Several CTSA members joined us to discuss what the brightest in Congress are doing to ensure that those they represent will be able to thrive five or ten years from now. They discussed ways that Congress can support entrepreneurialism, innovation, and quality of life for everyday Americans, including addressing the IT and security concerns faced by the federal government itself.
Congress can better react to crises if staffers already know the issues, rather than making a knee-jerk reaction -Leiserson #B2TFSummit
— Josh Evans (@JoshEvans116) July 25, 2017
The Foundation: Making the Government a Friend of the Future
To cap off the day, we took a step back to look at the big picture and how government can see the future as an opportunity, rather than a problem to be solved. As technology transforms our lives, our laws must adapt, too. The panel discussed how to write laws that keep up with ever-changing paradigms, protecting us from real threats without losing out on the benefits of change.
We held our inaugural summit to move past the squabbles of yesteryear and take our policy discussions back to the future. While the biggest challenges from new technology may rival those of the first industrial revolution, we are still debating how to regulate technologies that are decades past their prime.

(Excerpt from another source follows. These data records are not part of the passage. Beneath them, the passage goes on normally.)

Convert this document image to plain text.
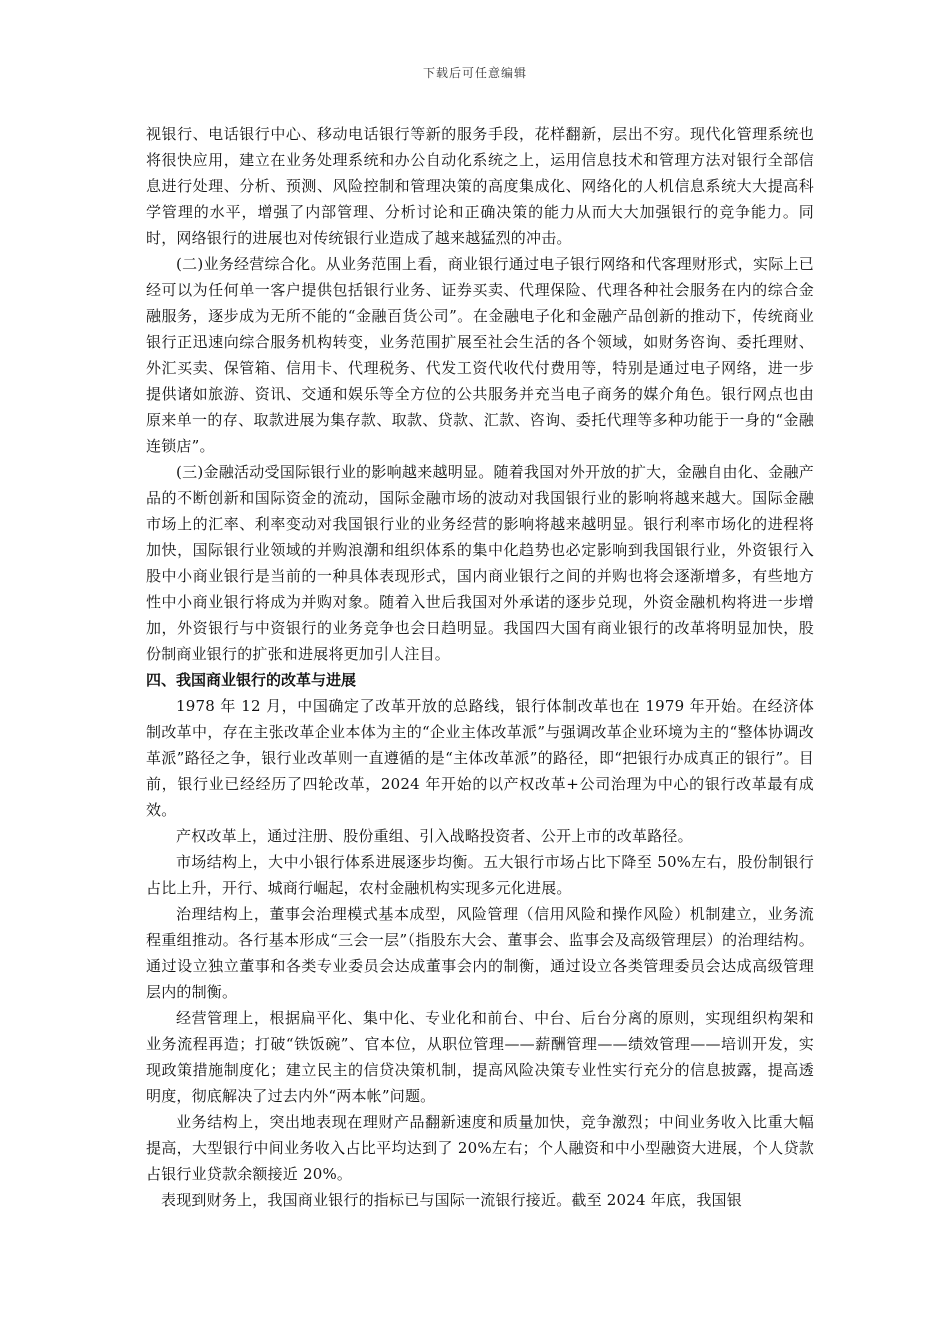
下载后可任意编辑

视银行、电话银行中心、移动电话银行等新的服务手段，花样翻新，层出不穷。现代化管理系统也将很快应用，建立在业务处理系统和办公自动化系统之上，运用信息技术和管理方法对银行全部信息进行处理、分析、预测、风险控制和管理决策的高度集成化、网络化的人机信息系统大大提高科学管理的水平，增强了内部管理、分析讨论和正确决策的能力从而大大加强银行的竞争能力。同时，网络银行的进展也对传统银行业造成了越来越猛烈的冲击。

(二)业务经营综合化。从业务范围上看，商业银行通过电子银行网络和代客理财形式，实际上已经可以为任何单一客户提供包括银行业务、证券买卖、代理保险、代理各种社会服务在内的综合金融服务，逐步成为无所不能的“金融百货公司”。在金融电子化和金融产品创新的推动下，传统商业银行正迅速向综合服务机构转变，业务范围扩展至社会生活的各个领域，如财务咨询、委托理财、外汇买卖、保管箱、信用卡、代理税务、代发工资代收代付费用等，特别是通过电子网络，进一步提供诸如旅游、资讯、交通和娱乐等全方位的公共服务并充当电子商务的媒介角色。银行网点也由原来单一的存、取款进展为集存款、取款、贷款、汇款、咨询、委托代理等多种功能于一身的“金融连锁店”。

(三)金融活动受国际银行业的影响越来越明显。随着我国对外开放的扩大，金融自由化、金融产品的不断创新和国际资金的流动，国际金融市场的波动对我国银行业的影响将越来越大。国际金融市场上的汇率、利率变动对我国银行业的业务经营的影响将越来越明显。银行利率市场化的进程将加快，国际银行业领域的并购浪潮和组织体系的集中化趋势也必定影响到我国银行业，外资银行入股中小商业银行是当前的一种具体表现形式，国内商业银行之间的并购也将会逐渐增多，有些地方性中小商业银行将成为并购对象。随着入世后我国对外承诺的逐步兑现，外资金融机构将进一步增加，外资银行与中资银行的业务竞争也会日趋明显。我国四大国有商业银行的改革将明显加快，股份制商业银行的扩张和进展将更加引人注目。

四、我国商业银行的改革与进展

1978 年 12 月，中国确定了改革开放的总路线，银行体制改革也在 1979 年开始。在经济体制改革中，存在主张改革企业本体为主的“企业主体改革派”与强调改革企业环境为主的“整体协调改革派”路径之争，银行业改革则一直遵循的是“主体改革派”的路径，即“把银行办成真正的银行”。目前，银行业已经经历了四轮改革，2024 年开始的以产权改革+公司治理为中心的银行改革最有成效。

产权改革上，通过注册、股份重组、引入战略投资者、公开上市的改革路径。

市场结构上，大中小银行体系进展逐步均衡。五大银行市场占比下降至 50%左右，股份制银行占比上升，开行、城商行崛起，农村金融机构实现多元化进展。

治理结构上，董事会治理模式基本成型，风险管理（信用风险和操作风险）机制建立，业务流程重组推动。各行基本形成“三会一层”（指股东大会、董事会、监事会及高级管理层）的治理结构。通过设立独立董事和各类专业委员会达成董事会内的制衡，通过设立各类管理委员会达成高级管理层内的制衡。

经营管理上，根据扁平化、集中化、专业化和前台、中台、后台分离的原则，实现组织构架和业务流程再造；打破“铁饭碗”、官本位，从职位管理——薪酬管理——绩效管理——培训开发，实现政策措施制度化；建立民主的信贷决策机制，提高风险决策专业性实行充分的信息披露，提高透明度，彻底解决了过去内外“两本帐”问题。

业务结构上，突出地表现在理财产品翻新速度和质量加快，竞争激烈；中间业务收入比重大幅提高，大型银行中间业务收入占比平均达到了 20%左右；个人融资和中小型融资大进展，个人贷款占银行业贷款余额接近 20%。

表现到财务上，我国商业银行的指标已与国际一流银行接近。截至 2024 年底，我国银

For our country to thrive, we must position ourselves to deal with policy challenges as they come, and be humble enough to recognize that we don’t have all the answers — and probably never will. Bottom-up change can be messy and unpredictable, and we don’t know what the future (or futures) will look like. But, at TechFreedom, we’re optimistic about the vast possibilities, and believe that forward-thinking tech policy will allow entrepreneurs, innovators, and any of us who wish to join them to create things we can’t imagine that lift us all up. As Virginia Postrel puts it, “The future will be as grand, and as particular, as we are.”